In India, a man who had a bad temper came to me. He was a specialist in slapping his bosses when he lost his temper, so he also lost one job after another. He would become so uncontrollably irate that he would throw at whoever bothered him anything that was handy. He asked me for help. I told him, “The next time you get angry, count to one hundred before you act.” He tried it, but came back to me and said, “I get more angry when I do that. While I am counting, I am blind with rage for having to wait so long.” His case looked hopeless.

Then I told him to practice Kriya Yoga, with this further instruction: “After practicing your Kriya, think that the divine Light is going into your brain, soothing it, calming your nerves, calming your emotions, wiping away all anger. And one day your temper tantrums will be gone.” Not long after that, he came to me again, and this time he said, “I am free from the habit of anger. I am so thankful.”

I decided to test him. I arranged for some boys to pick a quarrel with him. I hid myself in the park along the route where he used to pass regularly, so that I could observe. The boys tried again and again to goad him into a fight, but he wouldn’t respond. He kept his calmness.

By communing with God you change your status from a mortal being to an immortal being. When you do this, all bonds that limit you will be broken. This is a very great law to remember. As soon as your attention is focused, the Power of all powers will come, and with that you can achieve spiritual, mental, and material success.

Finding Perfect Love

The greatest love you can experience is in communion with God in meditation. The love between the soul and Spirit is the perfect love, the love you are all seeking….If you meditate deeply, a love will come over you such as no human tongue can describe, and you will be able to give that pure love to others….When you experience that divine love, you will see no difference between flower and beast, between one human being and another. You will commune with all nature, and you will love equally all mankind.

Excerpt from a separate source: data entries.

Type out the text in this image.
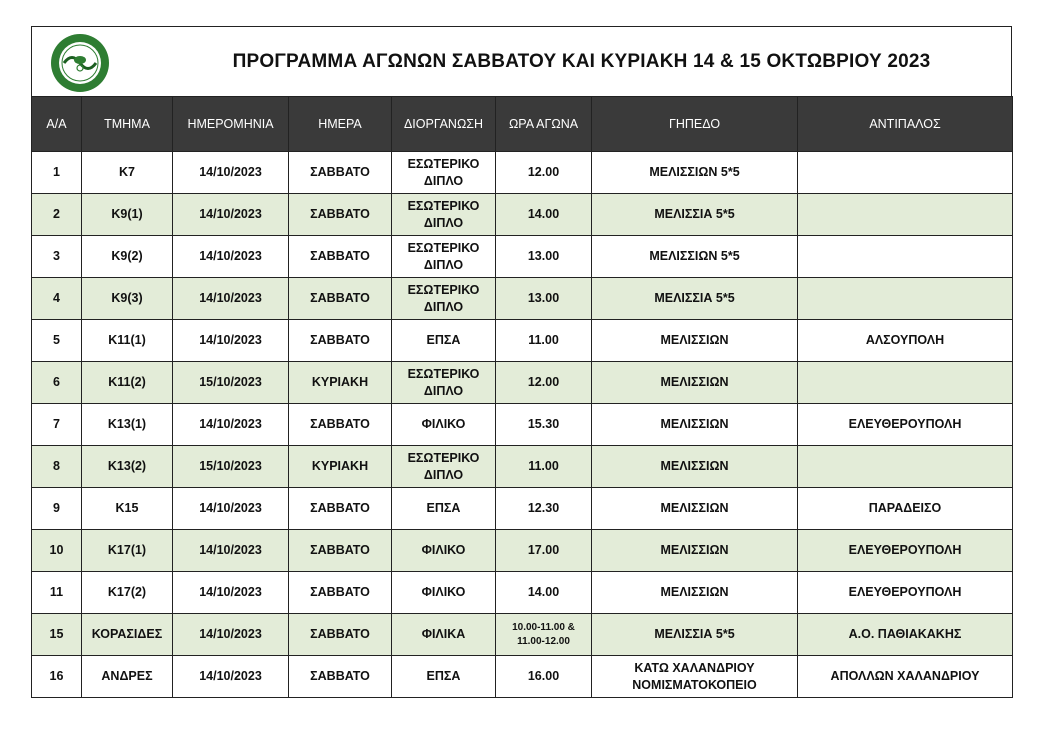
ΠΡΟΓΡΑΜΜΑ ΑΓΩΝΩΝ ΣΑΒΒΑΤΟΥ ΚΑΙ ΚΥΡΙΑΚΗ 14 & 15 ΟΚΤΩΒΡΙΟΥ 2023
Α/Α	ΤΜΗΜΑ	ΗΜΕΡΟΜΗΝΙΑ	ΗΜΕΡΑ	ΔΙΟΡΓΑΝΩΣΗ	ΩΡΑ ΑΓΩΝΑ	ΓΗΠΕΔΟ	ΑΝΤΙΠΑΛΟΣ
1	Κ7	14/10/2023	ΣΑΒΒΑΤΟ	ΕΣΩΤΕΡΙΚΟ ΔΙΠΛΟ	12.00	ΜΕΛΙΣΣΙΩΝ 5*5	
2	Κ9(1)	14/10/2023	ΣΑΒΒΑΤΟ	ΕΣΩΤΕΡΙΚΟ ΔΙΠΛΟ	14.00	ΜΕΛΙΣΣΙΑ 5*5	
3	Κ9(2)	14/10/2023	ΣΑΒΒΑΤΟ	ΕΣΩΤΕΡΙΚΟ ΔΙΠΛΟ	13.00	ΜΕΛΙΣΣΙΩΝ 5*5	
4	Κ9(3)	14/10/2023	ΣΑΒΒΑΤΟ	ΕΣΩΤΕΡΙΚΟ ΔΙΠΛΟ	13.00	ΜΕΛΙΣΣΙΑ 5*5	
5	Κ11(1)	14/10/2023	ΣΑΒΒΑΤΟ	ΕΠΣΑ	11.00	ΜΕΛΙΣΣΙΩΝ	ΑΛΣΟΥΠΟΛΗ
6	Κ11(2)	15/10/2023	ΚΥΡΙΑΚΗ	ΕΣΩΤΕΡΙΚΟ ΔΙΠΛΟ	12.00	ΜΕΛΙΣΣΙΩΝ	
7	Κ13(1)	14/10/2023	ΣΑΒΒΑΤΟ	ΦΙΛΙΚΟ	15.30	ΜΕΛΙΣΣΙΩΝ	ΕΛΕΥΘΕΡΟΥΠΟΛΗ
8	Κ13(2)	15/10/2023	ΚΥΡΙΑΚΗ	ΕΣΩΤΕΡΙΚΟ ΔΙΠΛΟ	11.00	ΜΕΛΙΣΣΙΩΝ	
9	Κ15	14/10/2023	ΣΑΒΒΑΤΟ	ΕΠΣΑ	12.30	ΜΕΛΙΣΣΙΩΝ	ΠΑΡΑΔΕΙΣΟ
10	Κ17(1)	14/10/2023	ΣΑΒΒΑΤΟ	ΦΙΛΙΚΟ	17.00	ΜΕΛΙΣΣΙΩΝ	ΕΛΕΥΘΕΡΟΥΠΟΛΗ
11	Κ17(2)	14/10/2023	ΣΑΒΒΑΤΟ	ΦΙΛΙΚΟ	14.00	ΜΕΛΙΣΣΙΩΝ	ΕΛΕΥΘΕΡΟΥΠΟΛΗ
15	ΚΟΡΑΣΙΔΕΣ	14/10/2023	ΣΑΒΒΑΤΟ	ΦΙΛΙΚΑ	10.00-11.00 & 11.00-12.00	ΜΕΛΙΣΣΙΑ 5*5	Α.Ο. ΠΑΘΙΑΚΑΚΗΣ
16	ΑΝΔΡΕΣ	14/10/2023	ΣΑΒΒΑΤΟ	ΕΠΣΑ	16.00	ΚΑΤΩ ΧΑΛΑΝΔΡΙΟΥ ΝΟΜΙΣΜΑΤΟΚΟΠΕΙΟ	ΑΠΟΛΛΩΝ ΧΑΛΑΝΔΡΙΟΥ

Freedom From Fear and Insecurity

Cessation of fear comes with the contact of God, nothing else. Why wait? Through Yoga you can have that communion with Him….When you find God, what assurance and fearlessness you will have! Then nothing else matters at all, nothing can ever make you afraid.

My prayer for each of you is that from today you will make a supreme effort for God, and that you never give up until you are established in Him. If you love Him you will practice Kriya with the greatest devotion and faithfulness. Continuously seek Him through prayer and Kriya Yoga. Be of good cheer, for as Babaji once said, quoting from the Bhagavad Gita: “Even a tiny bit of this real religion protects one from great fear (the colossal sufferings inherent in the repeated cycles of birth and death).”

*John speaks of the “mystery of the seven stars” and the “seven churches” (Revelation 1:20); these symbols refer to the seven astral centres of light in the spine. The recondite imagery throughout this nonunderstood chapter of the Bible is an allegorical representation of the revelations that come with the opening of these centres of life and consciousness, the “book sealed with seven seals” (Revelation 5:1).